A. L. Krook, A.L.; Brørs, O.; Dahlberg, J.; Grouff, K.; Magnus, P.; Røysamb, E. & Waal, H. (April 25, 2002). “High Dose Buprenorphine in Opiates Addicts Anticipating Medication Assisted Rehabilitation in Oslo, Norway: A Placebo-Controlled Study.” Addiction. Accessed April 25, 2014.
”Comprehending Naloxone.” (n.d.). Harm Reduction Coalition. Accessed April 25, 2014.
”Recovering addicts and ex-offenders were encouraged to work on the website.” (April 28, 2005). The Partnership at DrugFree.org. Accessed April 25, 2014.
Ogborne, A.C. & Burchmore-Timney, C. (March 1998). “Staff specialized addiction treatment in Ontario, Canada support harm reduction .” Drug and Alcohol Review. Accessed April 25, 2014.
Dooley, J.; Asbridge, M.; Fraser, J.; Kirkland, S. (June 13, 2012). “Results of a Cross Sectional of Nova Scotia Primary Care Physicians on Physcians Attitudes Towards Office-Based Delivery of Methadone Maintenance Therapy.” Harm Reduction Journal. Accessed April 25, 2014.

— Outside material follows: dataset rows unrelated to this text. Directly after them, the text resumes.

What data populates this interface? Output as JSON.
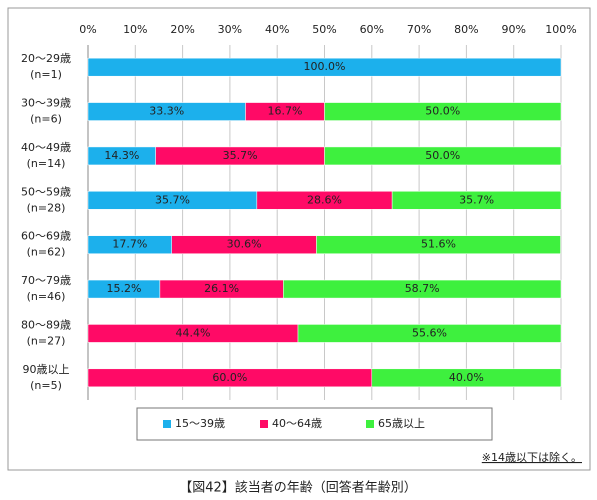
{
  "chart_data": {
    "type": "stacked-bar-horizontal",
    "categories": [
      "20～29歳",
      "30～39歳",
      "40～49歳",
      "50～59歳",
      "60～69歳",
      "70～79歳",
      "80～89歳",
      "90歳以上"
    ],
    "category_notes": [
      "(n=1)",
      "(n=6)",
      "(n=14)",
      "(n=28)",
      "(n=62)",
      "(n=46)",
      "(n=27)",
      "(n=5)"
    ],
    "series": [
      {
        "name": "15～39歳",
        "color": "#1cb0ec",
        "values": [
          100.0,
          33.3,
          14.3,
          35.7,
          17.7,
          15.2,
          null,
          null
        ],
        "value_labels": [
          "100.0%",
          "33.3%",
          "14.3%",
          "35.7%",
          "17.7%",
          "15.2%",
          null,
          null
        ]
      },
      {
        "name": "40～64歳",
        "color": "#ff0a66",
        "values": [
          null,
          16.7,
          35.7,
          28.6,
          30.6,
          26.1,
          44.4,
          60.0
        ],
        "value_labels": [
          null,
          "16.7%",
          "35.7%",
          "28.6%",
          "30.6%",
          "26.1%",
          "44.4%",
          "60.0%"
        ]
      },
      {
        "name": "65歳以上",
        "color": "#3ef03e",
        "values": [
          null,
          50.0,
          50.0,
          35.7,
          51.6,
          58.7,
          55.6,
          40.0
        ],
        "value_labels": [
          null,
          "50.0%",
          "50.0%",
          "35.7%",
          "51.6%",
          "58.7%",
          "55.6%",
          "40.0%"
        ]
      }
    ],
    "xlim": [
      0,
      100
    ],
    "xticks": [
      {
        "value": 0,
        "label": "0%"
      },
      {
        "value": 10,
        "label": "10%"
      },
      {
        "value": 20,
        "label": "20%"
      },
      {
        "value": 30,
        "label": "30%"
      },
      {
        "value": 40,
        "label": "40%"
      },
      {
        "value": 50,
        "label": "50%"
      },
      {
        "value": 60,
        "label": "60%"
      },
      {
        "value": 70,
        "label": "70%"
      },
      {
        "value": 80,
        "label": "80%"
      },
      {
        "value": 90,
        "label": "90%"
      },
      {
        "value": 100,
        "label": "100%"
      }
    ],
    "grid": true,
    "legend": "bottom",
    "footnote": "※14歳以下は除く。",
    "caption": "【図42】該当者の年齢（回答者年齢別）"
  }
}
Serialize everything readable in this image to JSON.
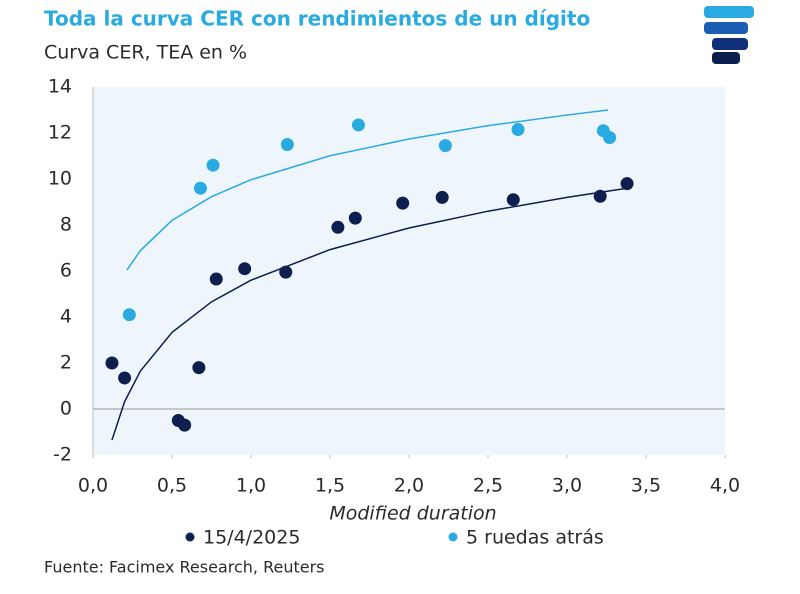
{
  "chart_data": {
    "type": "scatter",
    "title": "Toda la curva CER con rendimientos de un dígito",
    "subtitle": "Curva CER, TEA en %",
    "x_label": "Modified duration",
    "source": "Fuente: Facimex Research, Reuters",
    "xlim": [
      0,
      4
    ],
    "ylim": [
      -2,
      14
    ],
    "xticks": [
      {
        "value": 0,
        "label": "0,0"
      },
      {
        "value": 0.5,
        "label": "0,5"
      },
      {
        "value": 1,
        "label": "1,0"
      },
      {
        "value": 1.5,
        "label": "1,5"
      },
      {
        "value": 2,
        "label": "2,0"
      },
      {
        "value": 2.5,
        "label": "2,5"
      },
      {
        "value": 3,
        "label": "3,0"
      },
      {
        "value": 3.5,
        "label": "3,5"
      },
      {
        "value": 4,
        "label": "4,0"
      }
    ],
    "yticks": [
      -2,
      0,
      2,
      4,
      6,
      8,
      10,
      12,
      14
    ],
    "series": [
      {
        "name": "15/4/2025",
        "color": "#0d1f4f",
        "x": [
          0.12,
          0.2,
          0.54,
          0.58,
          0.67,
          0.78,
          0.96,
          1.22,
          1.55,
          1.66,
          1.96,
          2.21,
          2.66,
          3.21,
          3.38
        ],
        "values": [
          2.0,
          1.35,
          -0.5,
          -0.7,
          1.8,
          5.65,
          6.1,
          5.95,
          7.9,
          8.3,
          8.95,
          9.2,
          9.1,
          9.25,
          9.8
        ],
        "trend": {
          "x": [
            0.12,
            0.2,
            0.3,
            0.5,
            0.75,
            1,
            1.5,
            2,
            2.5,
            3,
            3.38
          ],
          "values": [
            -1.35,
            0.32,
            1.65,
            3.33,
            4.66,
            5.6,
            6.93,
            7.87,
            8.6,
            9.2,
            9.6
          ]
        }
      },
      {
        "name": "5 ruedas atrás",
        "color": "#29abe2",
        "x": [
          0.23,
          0.68,
          0.76,
          1.23,
          1.68,
          2.23,
          2.69,
          3.23,
          3.27
        ],
        "values": [
          4.1,
          9.6,
          10.6,
          11.5,
          12.35,
          11.45,
          12.15,
          12.1,
          11.8
        ],
        "trend": {
          "x": [
            0.215,
            0.3,
            0.5,
            0.75,
            1,
            1.5,
            2,
            2.5,
            3,
            3.26
          ],
          "values": [
            6.04,
            6.89,
            8.2,
            9.23,
            9.97,
            11.01,
            11.74,
            12.32,
            12.78,
            13.0
          ]
        }
      }
    ]
  }
}
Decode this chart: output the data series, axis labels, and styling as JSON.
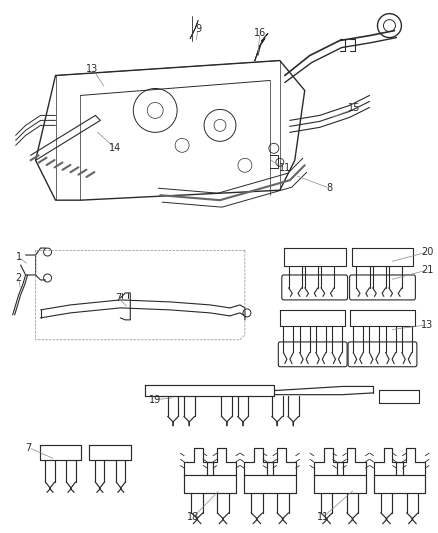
{
  "bg": "#ffffff",
  "lc": "#2a2a2a",
  "gray": "#888888",
  "label_fs": 7,
  "fig_w": 4.39,
  "fig_h": 5.33,
  "dpi": 100
}
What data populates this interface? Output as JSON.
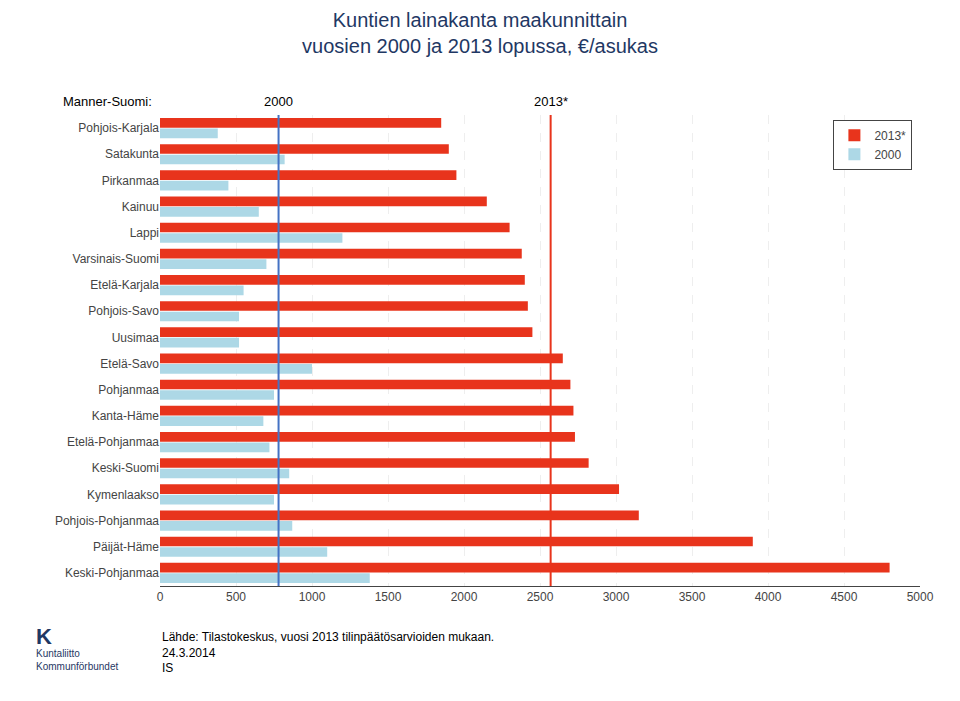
{
  "chart_data": {
    "type": "bar",
    "orientation": "horizontal",
    "title": "Kuntien lainakanta maakunnittain\nvuosien 2000 ja 2013 lopussa, €/asukas",
    "categories": [
      "Pohjois-Karjala",
      "Satakunta",
      "Pirkanmaa",
      "Kainuu",
      "Lappi",
      "Varsinais-Suomi",
      "Etelä-Karjala",
      "Pohjois-Savo",
      "Uusimaa",
      "Etelä-Savo",
      "Pohjanmaa",
      "Kanta-Häme",
      "Etelä-Pohjanmaa",
      "Keski-Suomi",
      "Kymenlaakso",
      "Pohjois-Pohjanmaa",
      "Päijät-Häme",
      "Keski-Pohjanmaa"
    ],
    "series": [
      {
        "name": "2013*",
        "color": "#E8341C",
        "values": [
          1850,
          1900,
          1950,
          2150,
          2300,
          2380,
          2400,
          2420,
          2450,
          2650,
          2700,
          2720,
          2730,
          2820,
          3020,
          3150,
          3900,
          4800
        ]
      },
      {
        "name": "2000",
        "color": "#ADD8E6",
        "values": [
          380,
          820,
          450,
          650,
          1200,
          700,
          550,
          520,
          520,
          1000,
          750,
          680,
          720,
          850,
          750,
          870,
          1100,
          1380
        ]
      }
    ],
    "reference_title": "Manner-Suomi:",
    "reference_lines": [
      {
        "label": "2000",
        "value": 780,
        "color": "#4472C4"
      },
      {
        "label": "2013*",
        "value": 2570,
        "color": "#E8341C"
      }
    ],
    "xlim": [
      0,
      5000
    ],
    "xticks": [
      0,
      500,
      1000,
      1500,
      2000,
      2500,
      3000,
      3500,
      4000,
      4500,
      5000
    ],
    "grid": true,
    "legend": "upper right",
    "notes": [
      "Lähde: Tilastokeskus, vuosi 2013 tilinpäätösarvioiden mukaan.",
      "24.3.2014",
      "IS"
    ],
    "logo": [
      "K",
      "Kuntaliitto",
      "Kommunförbundet"
    ]
  }
}
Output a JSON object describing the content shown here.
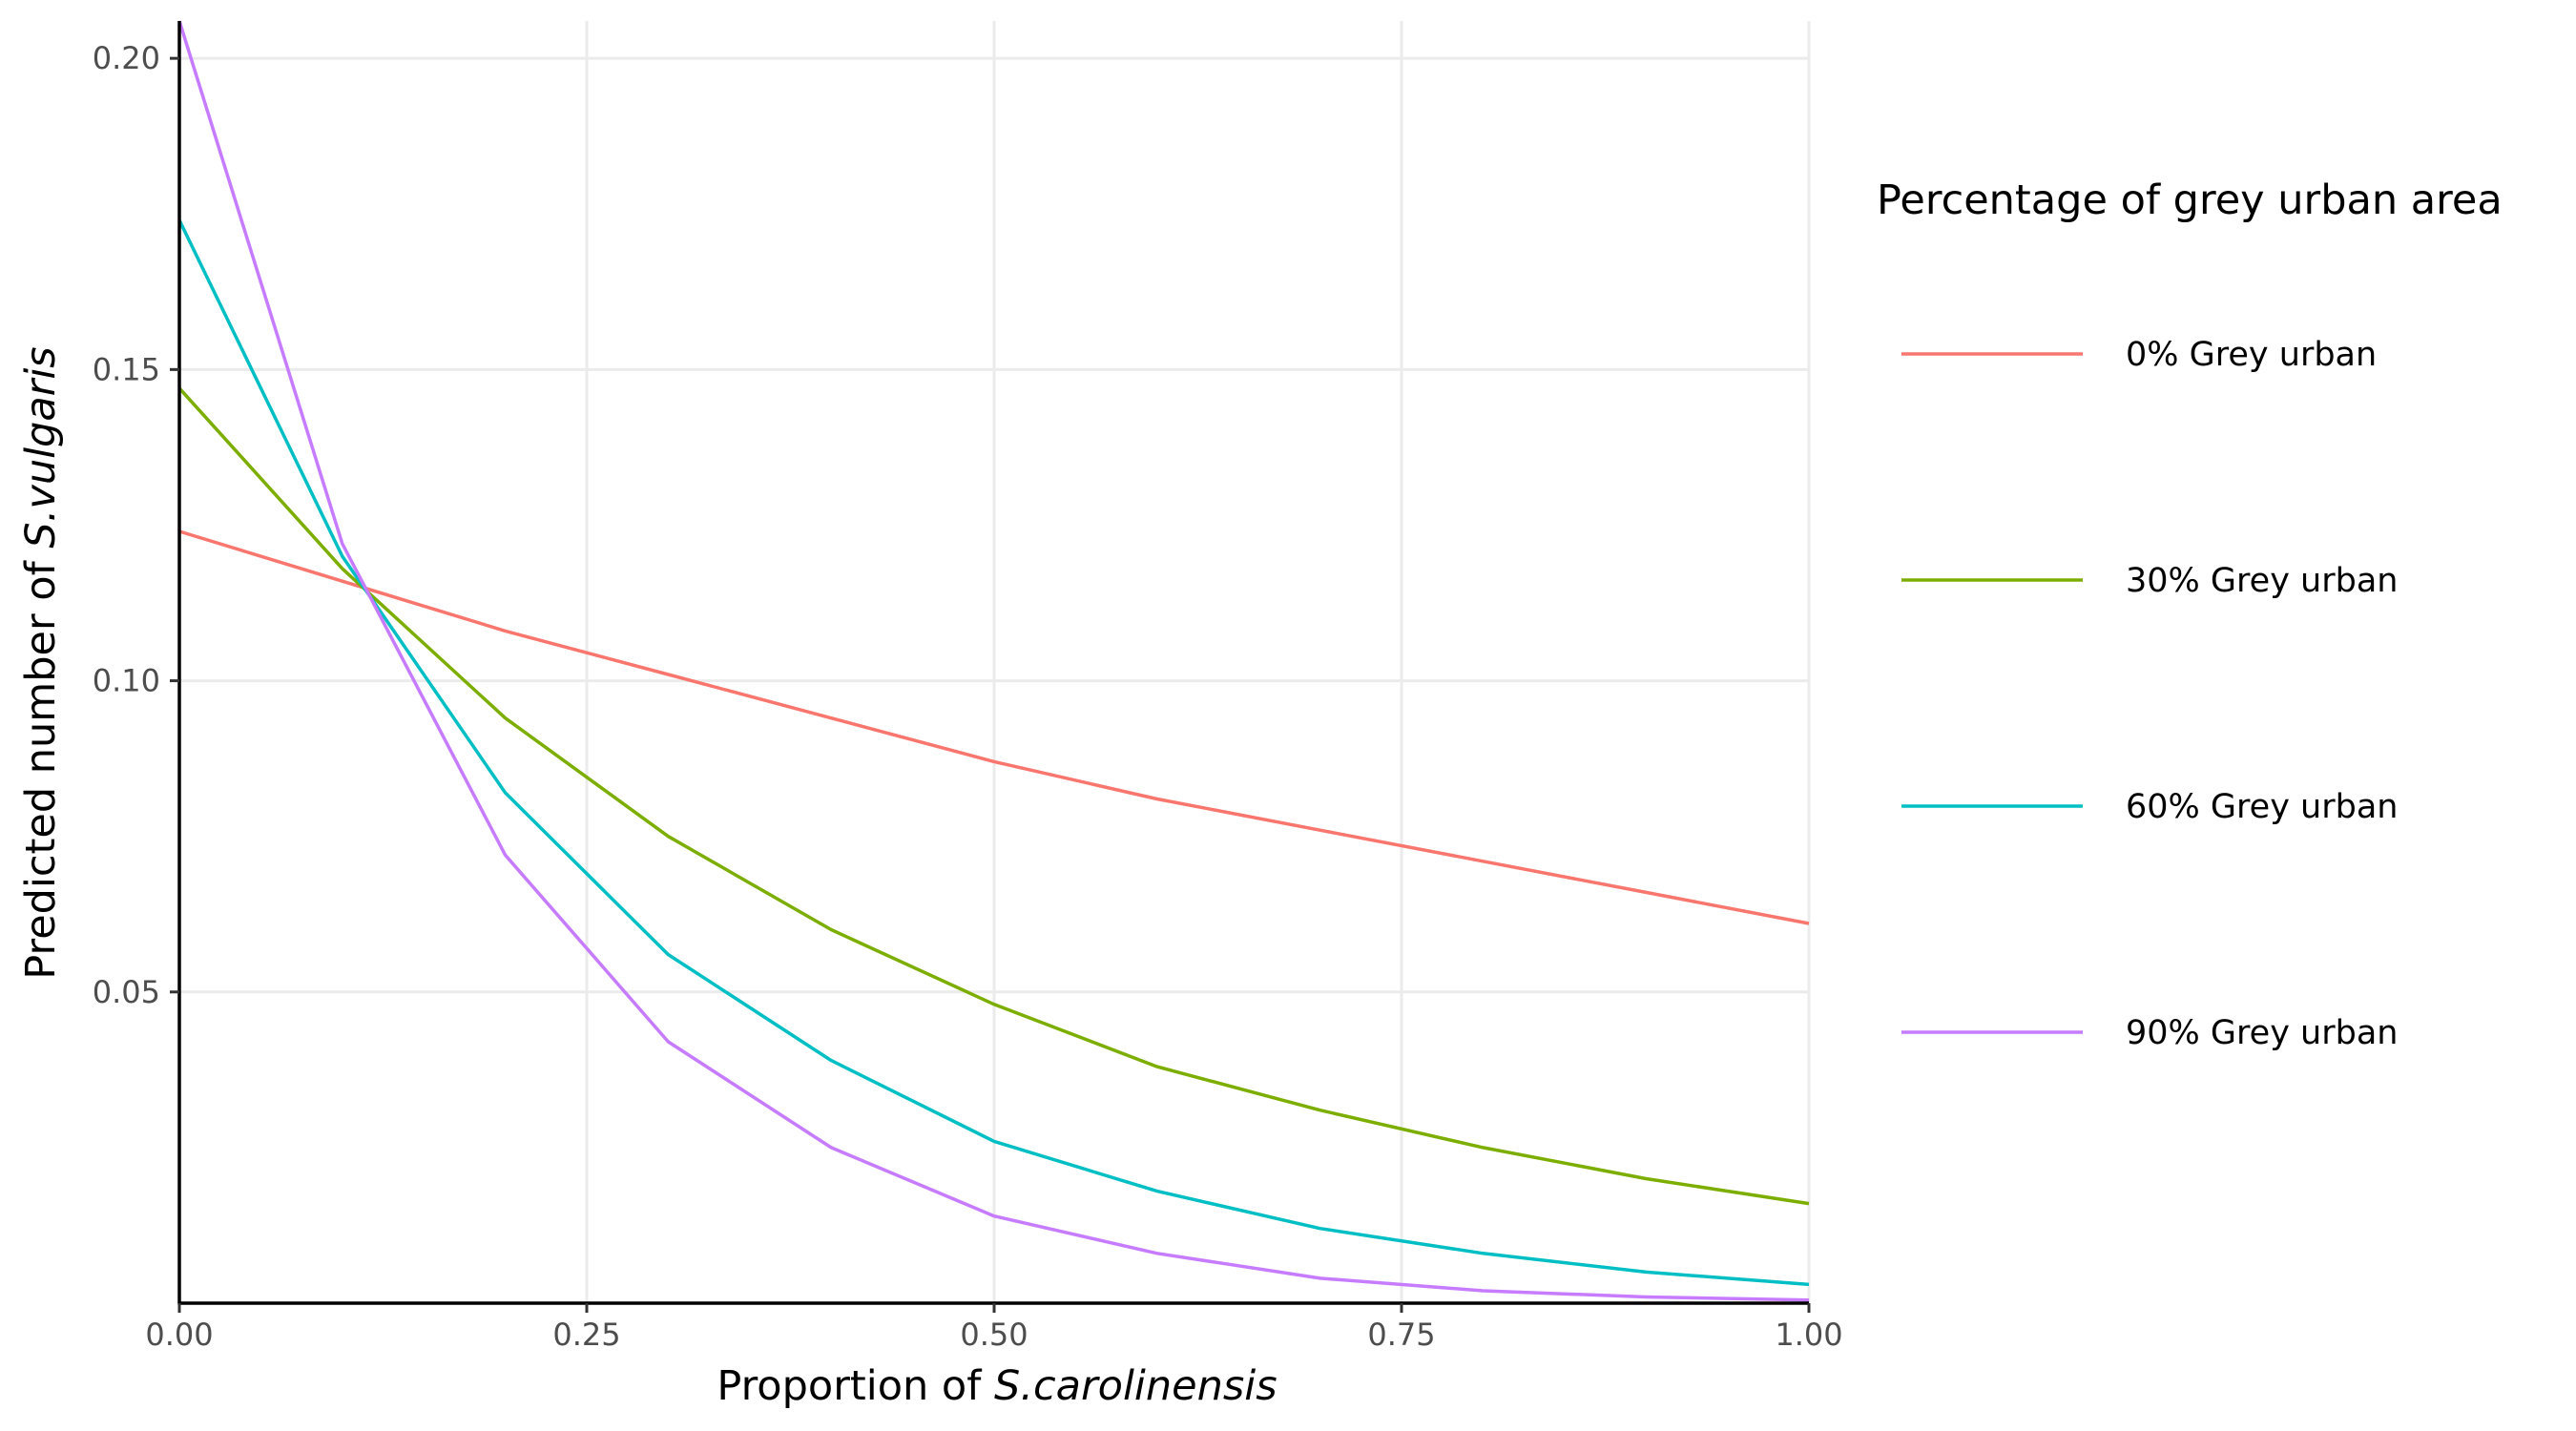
{
  "chart_data": {
    "type": "line",
    "xlabel": {
      "prefix": "Proportion of ",
      "italic": "S.carolinensis"
    },
    "ylabel": {
      "prefix": "Predicted number of ",
      "italic": "S.vulgaris"
    },
    "xlim": [
      0,
      1
    ],
    "ylim": [
      0.0,
      0.206
    ],
    "xticks": [
      0,
      0.25,
      0.5,
      0.75,
      1.0
    ],
    "xtick_labels": [
      "0.00",
      "0.25",
      "0.50",
      "0.75",
      "1.00"
    ],
    "yticks": [
      0.05,
      0.1,
      0.15,
      0.2
    ],
    "ytick_labels": [
      "0.05",
      "0.10",
      "0.15",
      "0.20"
    ],
    "grid": true,
    "legend": {
      "title": "Percentage of grey urban area",
      "position": "right"
    },
    "x": [
      0.0,
      0.1,
      0.2,
      0.3,
      0.4,
      0.5,
      0.6,
      0.7,
      0.8,
      0.9,
      1.0
    ],
    "series": [
      {
        "name": "0% Grey urban",
        "color": "#F8766D",
        "values": [
          0.124,
          0.116,
          0.108,
          0.101,
          0.094,
          0.087,
          0.081,
          0.076,
          0.071,
          0.066,
          0.061
        ]
      },
      {
        "name": "30% Grey urban",
        "color": "#7CAE00",
        "values": [
          0.147,
          0.118,
          0.094,
          0.075,
          0.06,
          0.048,
          0.038,
          0.031,
          0.025,
          0.02,
          0.016
        ]
      },
      {
        "name": "60% Grey urban",
        "color": "#00BFC4",
        "values": [
          0.174,
          0.12,
          0.082,
          0.056,
          0.039,
          0.026,
          0.018,
          0.012,
          0.008,
          0.005,
          0.003
        ]
      },
      {
        "name": "90% Grey urban",
        "color": "#C77CFF",
        "values": [
          0.206,
          0.122,
          0.072,
          0.042,
          0.025,
          0.014,
          0.008,
          0.004,
          0.002,
          0.001,
          0.0005
        ]
      }
    ]
  }
}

”Addiction is a choice and not a disease of the brain.” (n.d.). The Clean Slate Addiction Site. Accessed April 25, 2014.Vimont, C. (Feb. 26, 2013). “Millions of new patients will recieve Substance abuse treatment thanks to the affordable care act.” The Partnership at Drugfree.org. Accessed April 25, 2014.
Ben Lesser is one of the most sought-after experts in health, fitness and medicine. His articles impress with unique research work as well as field-tested skills. We are honored to have Ben writing exclusively for Dualdiagnosis.org.